The publication of controversial results regarding scaffold architecture, as presented in this section, highlighted the importance of performing further investigations on this topic to validate and expand the knowledge. The synthesis and comparison of a wider variety of scaffold laydown patterns could provide more interesting information on physic-chemical characterization and degradation analysis. Besides, the analysis of their osteogenic capabilities in “in vivo” trials is also crucial since “in vitro” findings are not always correlated to “in vivo” ones [
14]. New alternative approaches may also be used to search highly porous and interconnected but, at the same time, resistant structures. An example is bimodal pore topologies, described by Entezari et al. [
35], which allowed the creation of larger pores without increasing porosity or sacrificing mechanical properties but enhancing the volume and functionality of newly formed Bone. Another alternative is the combination of different laydown patterns, such as 0º/90º/180º and 0º/45º/90º/135º/180º orientations, to achieve porous structures that facilitate bone ingrowth without compromising its mechanical resistance. Likewise, using different biomaterials, such as composites made with copolymers and 3D-printing techniques, to fabricate the scaffolds could be interesting since biomaterials’ characteristics influence printing patterns and techniques regarding ductility, printability, and mechanical resistance.

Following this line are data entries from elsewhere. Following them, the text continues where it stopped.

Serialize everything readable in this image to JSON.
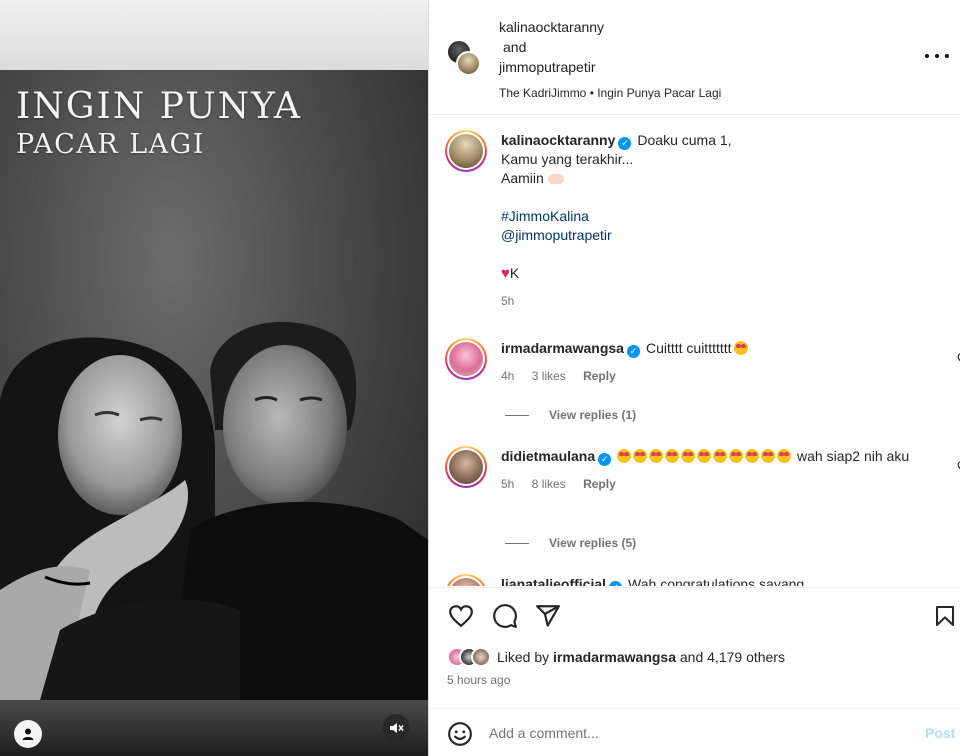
{
  "media": {
    "overlay_line1": "INGIN PUNYA",
    "overlay_line2": "PACAR LAGI",
    "icons": [
      "person-icon",
      "muted-speaker-icon"
    ]
  },
  "header": {
    "user1": "kalinaocktaranny",
    "and": "and",
    "user2": "jimmoputrapetir",
    "audio": "The KadriJimmo • Ingin Punya Pacar Lagi",
    "more_icon": "more-horizontal-icon"
  },
  "caption": {
    "username": "kalinaocktaranny",
    "line1": "Doaku cuma 1,",
    "line2": "Kamu yang terakhir...",
    "line3": "Aamiin",
    "hashtag": "#JimmoKalina",
    "mention": "@jimmoputrapetir",
    "sign": "K",
    "time": "5h"
  },
  "comments": [
    {
      "username": "irmadarmawangsa",
      "text": "Cuitttt cuittttttt",
      "time": "4h",
      "likes": "3 likes",
      "reply": "Reply",
      "view_replies": "View replies (1)"
    },
    {
      "username": "didietmaulana",
      "text": "wah siap2 nih aku",
      "time": "5h",
      "likes": "8 likes",
      "reply": "Reply",
      "view_replies": "View replies (5)"
    }
  ],
  "partial_comment": {
    "username": "lianatalieofficial",
    "text": "Wah congratulations sayang"
  },
  "actions": {
    "icons": [
      "heart-icon",
      "comment-icon",
      "share-icon",
      "bookmark-icon"
    ]
  },
  "likes": {
    "liked_by": "Liked by",
    "user": "irmadarmawangsa",
    "rest": "and 4,179 others"
  },
  "time_ago": "5 hours ago",
  "add_comment": {
    "placeholder": "Add a comment...",
    "post_label": "Post"
  },
  "colors": {
    "link": "#00376b",
    "verified": "#0095f6",
    "muted_text": "#737373",
    "post_disabled": "#b3dbff"
  }
}
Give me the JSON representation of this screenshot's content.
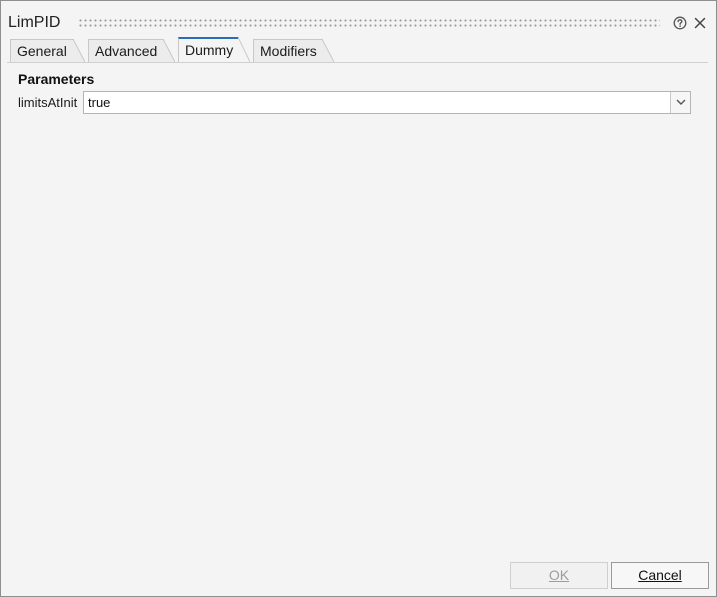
{
  "window": {
    "title": "LimPID"
  },
  "titlebar_icons": [
    "help-icon",
    "close-icon"
  ],
  "tabs": [
    {
      "label": "General",
      "active": false
    },
    {
      "label": "Advanced",
      "active": false
    },
    {
      "label": "Dummy",
      "active": true
    },
    {
      "label": "Modifiers",
      "active": false
    }
  ],
  "content": {
    "section_title": "Parameters",
    "params": [
      {
        "label": "limitsAtInit",
        "value": "true"
      }
    ]
  },
  "buttons": {
    "ok": {
      "label": "OK",
      "enabled": false
    },
    "cancel": {
      "label": "Cancel",
      "enabled": true
    }
  },
  "colors": {
    "active_tab_accent": "#2a6ebb",
    "disabled_text": "#9d9d9d"
  }
}
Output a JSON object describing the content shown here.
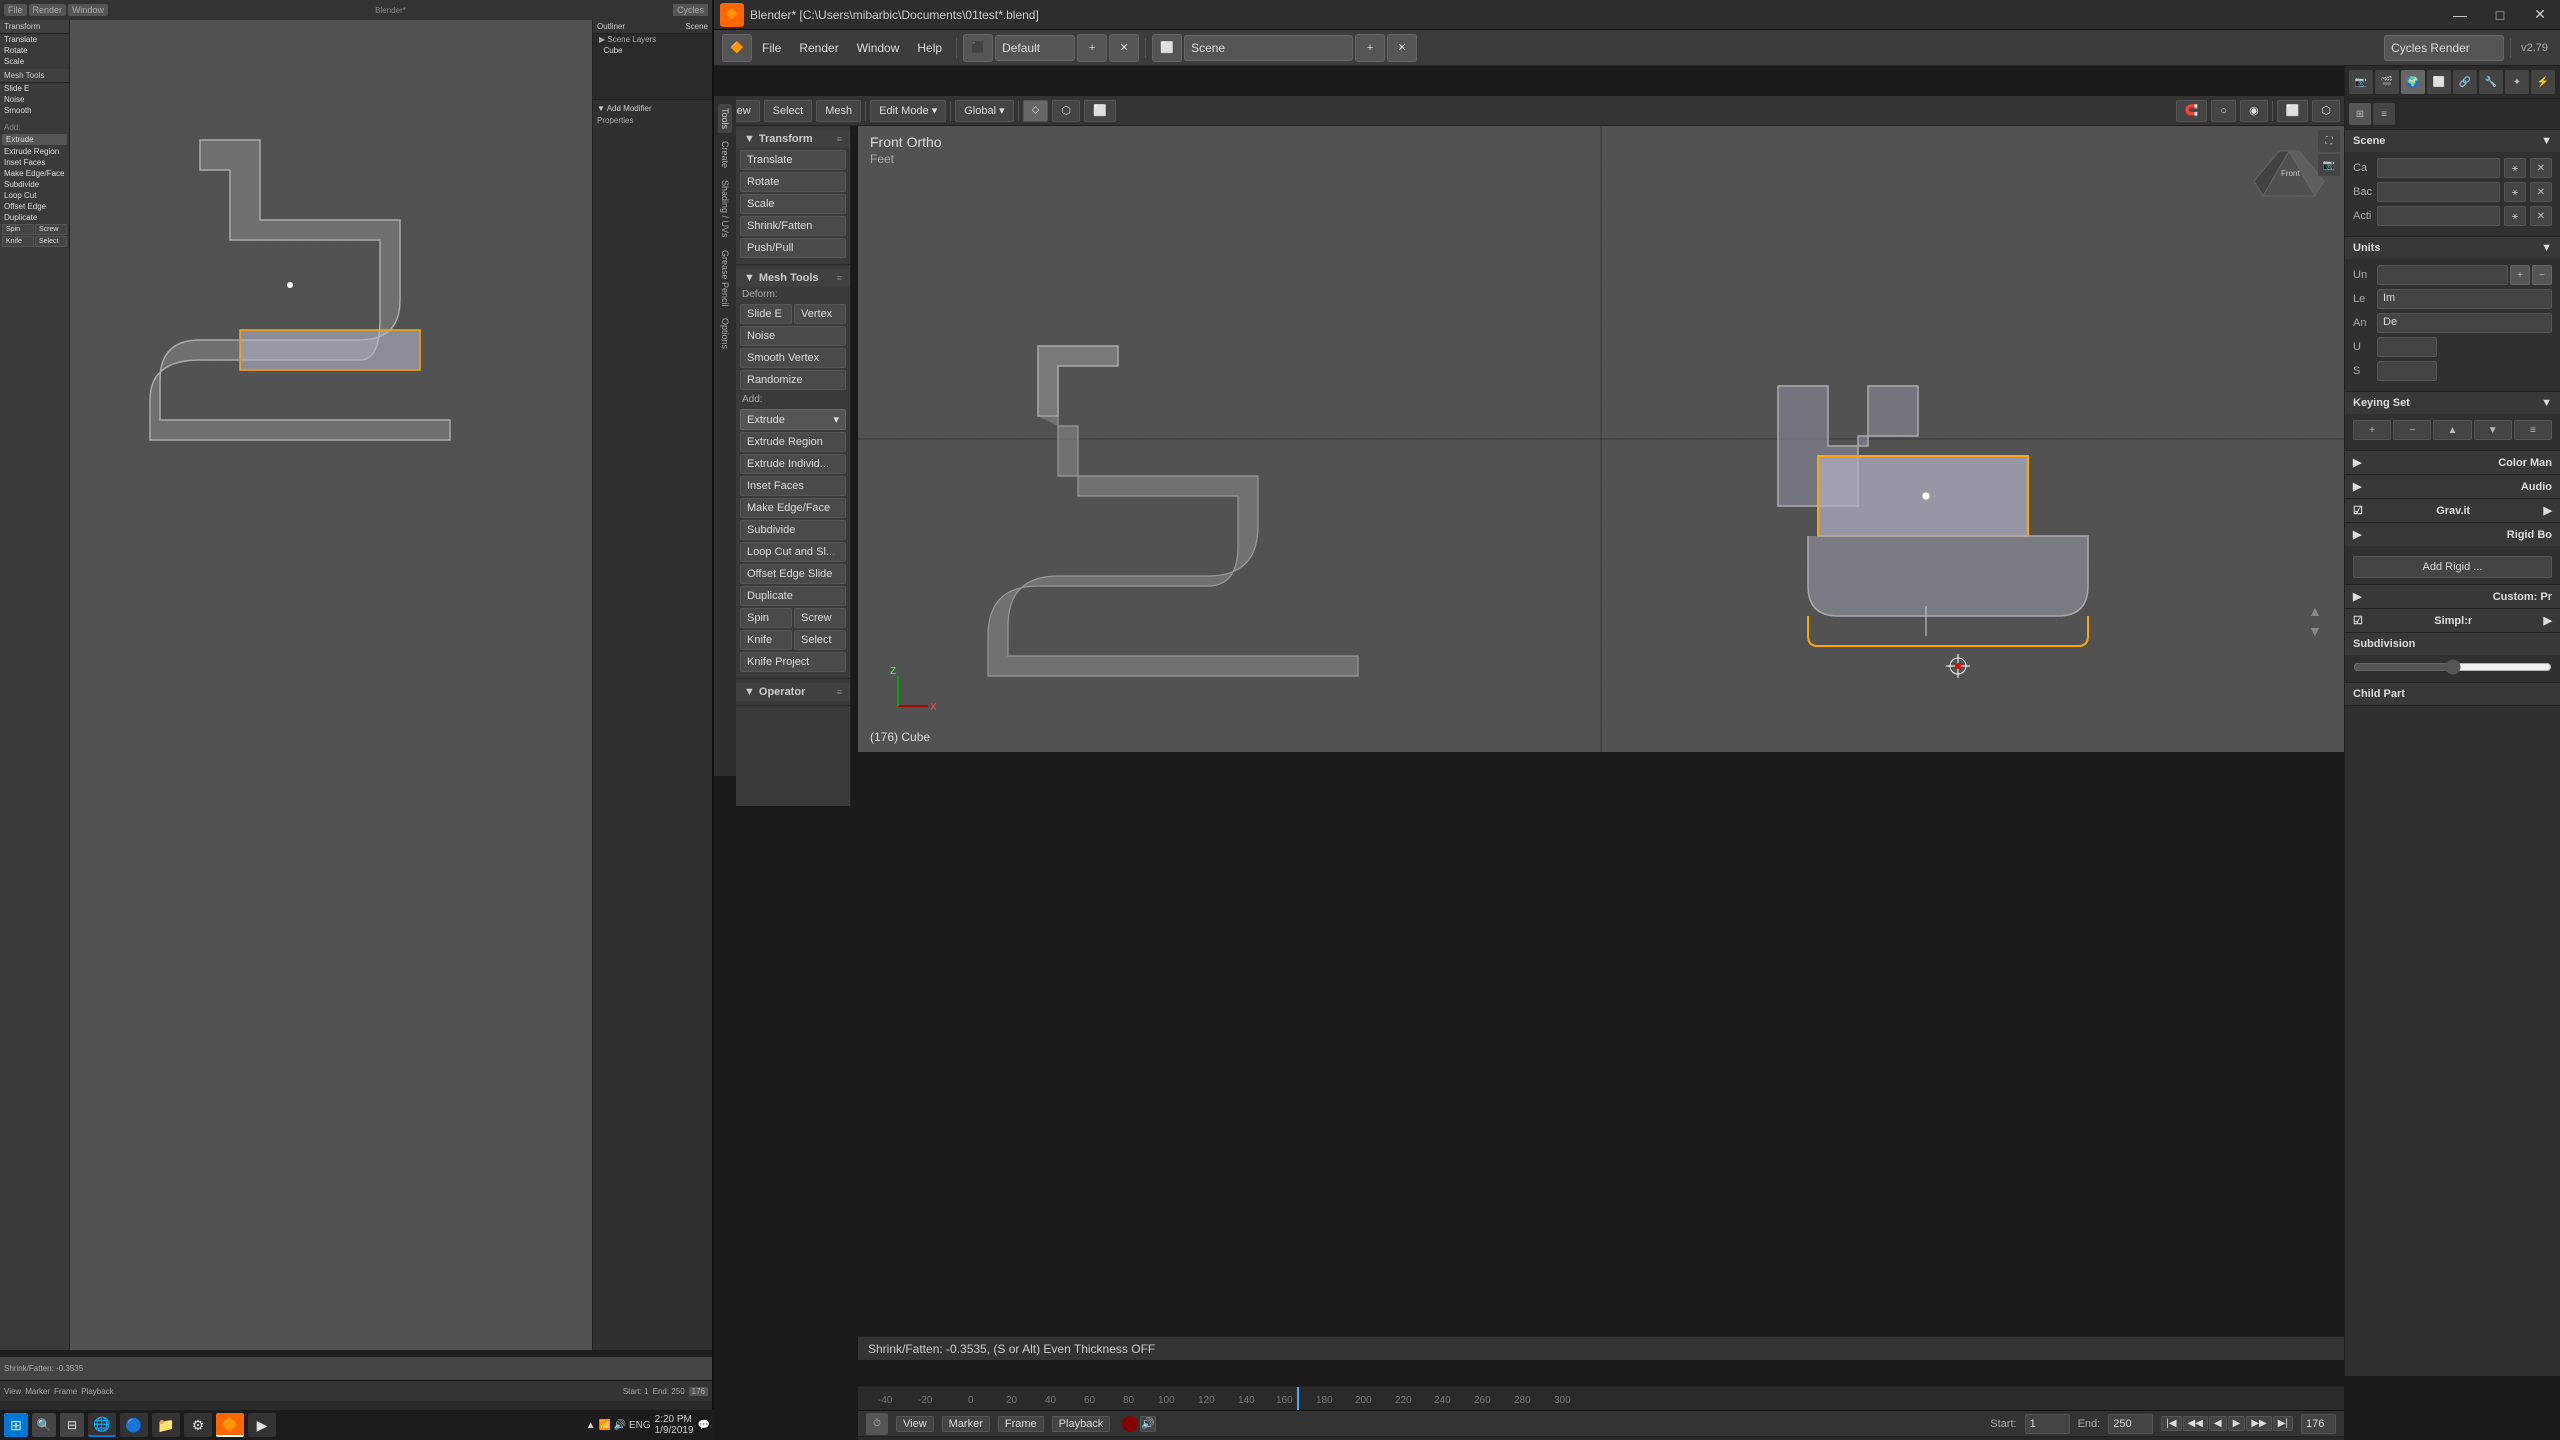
{
  "window": {
    "title": "Blender* [C:\\Users\\mibarbic\\Documents\\01test*.blend]",
    "icon": "🔶"
  },
  "titlebar": {
    "minimize": "—",
    "maximize": "□",
    "close": "✕"
  },
  "menubar": {
    "file": "File",
    "render": "Render",
    "window": "Window",
    "help": "Help",
    "default_layout": "Default",
    "scene": "Scene",
    "engine": "Cycles Render",
    "version": "v2.79"
  },
  "viewport": {
    "label": "Front Ortho",
    "units": "Feet",
    "object_info": "(176) Cube",
    "status": "Shrink/Fatten: -0.3535, (S or Alt) Even Thickness OFF"
  },
  "tools_sidebar": {
    "sections": [
      {
        "name": "Transform",
        "items": [
          "Translate",
          "Rotate",
          "Scale",
          "Shrink/Fatten",
          "Push/Pull"
        ]
      },
      {
        "name": "Mesh Tools",
        "deform_label": "Deform:",
        "items_row1": [
          "Slide E",
          "Vertex"
        ],
        "items": [
          "Noise",
          "Smooth Vertex",
          "Randomize"
        ],
        "add_label": "Add:",
        "extrude": "Extrude",
        "add_items": [
          "Extrude Region",
          "Extrude Individ...",
          "Inset Faces",
          "Make Edge/Face",
          "Subdivide",
          "Loop Cut and Sl...",
          "Offset Edge Slide",
          "Duplicate"
        ],
        "row_items1": [
          "Spin",
          "Screw"
        ],
        "row_items2": [
          "Knife",
          "Select"
        ],
        "last_item": "Knife Project"
      }
    ],
    "operator_label": "Operator"
  },
  "right_panel": {
    "scene_label": "Scene",
    "camera_short": "Ca",
    "background_short": "Bac",
    "active_short": "Acti",
    "sections": [
      {
        "name": "Units",
        "rows": [
          {
            "label": "Un",
            "value": ""
          },
          {
            "label": "Le",
            "value": "Im"
          },
          {
            "label": "An",
            "value": "De"
          },
          {
            "label": "U",
            "value": ""
          }
        ]
      },
      {
        "name": "Keying Set",
        "add_btn": "Add Rigid ..."
      },
      {
        "name": "Color Man"
      },
      {
        "name": "Audio"
      },
      {
        "name": "Grav.it"
      },
      {
        "name": "Rigid Bo"
      },
      {
        "name": "Custom: Pr"
      },
      {
        "name": "Simpl:r"
      },
      {
        "name": "Subdivision"
      },
      {
        "name": "Child Part"
      }
    ]
  },
  "timeline": {
    "view_btn": "View",
    "marker_btn": "Marker",
    "frame_btn": "Frame",
    "playback_btn": "Playback",
    "start_label": "Start:",
    "start_value": "1",
    "end_label": "End:",
    "end_value": "250",
    "current_frame": "176"
  },
  "icons": {
    "triangle": "▶",
    "arrow_down": "▼",
    "arrow_right": "▶",
    "plus": "+",
    "minus": "−",
    "link": "🔗",
    "camera": "📷",
    "mesh": "⬡",
    "scene": "🎬",
    "render": "🖼",
    "world": "🌍",
    "object": "⬜",
    "constraint": "🔗",
    "modifier": "🔧",
    "particles": "✦",
    "physics": "⚡",
    "material": "◉"
  }
}
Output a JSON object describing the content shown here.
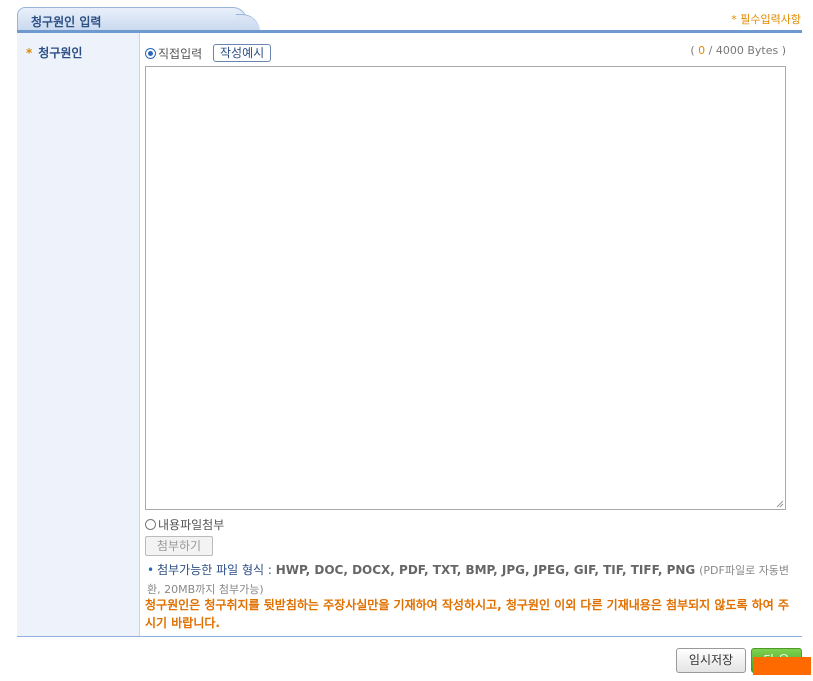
{
  "header": {
    "tab_title": "청구원인 입력",
    "required_note": "* 필수입력사항"
  },
  "form": {
    "field_label_star": "*",
    "field_label": "청구원인",
    "direct_input_label": "직접입력",
    "direct_input_selected": true,
    "example_button": "작성예시",
    "byte_count_open": "(",
    "byte_count_current": "0",
    "byte_count_max": "/ 4000 Bytes )",
    "content_value": "",
    "file_attach_label": "내용파일첨부",
    "file_attach_selected": false,
    "attach_button": "첨부하기",
    "formats_label": "첨부가능한 파일 형식 :",
    "formats_list": "HWP, DOC, DOCX, PDF, TXT, BMP, JPG, JPEG, GIF, TIF, TIFF, PNG",
    "formats_note": "(PDF파일로 자동변환, 20MB까지 첨부가능)",
    "warning": "청구원인은 청구취지를 뒷받침하는 주장사실만을 기재하여 작성하시고, 청구원인 이외 다른 기재내용은 첨부되지 않도록 하여 주시기 바랍니다."
  },
  "footer": {
    "save_button": "임시저장",
    "next_button": "다 음"
  },
  "colors": {
    "accent_blue": "#2c4f84",
    "orange": "#e08a00",
    "next_green": "#3fa11c"
  }
}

Challenges in the clinical adoption of 3D printed scaffolds include the need for medical-grade materials, high fabrication costs for patient-specific products, clinician training, and scaffold sterilization [
14]. Research and additive manufacturing efforts must focus on these areas to enhance clinical applicability. Adapting techniques for bone applications to weight-bearing sites, like long bone defects, is complex due to different bone environments and implant requirements. Therefore, extensive pre-clinical studies, particularly on larger animals at intended implantation sites, are crucial for clinical relevance.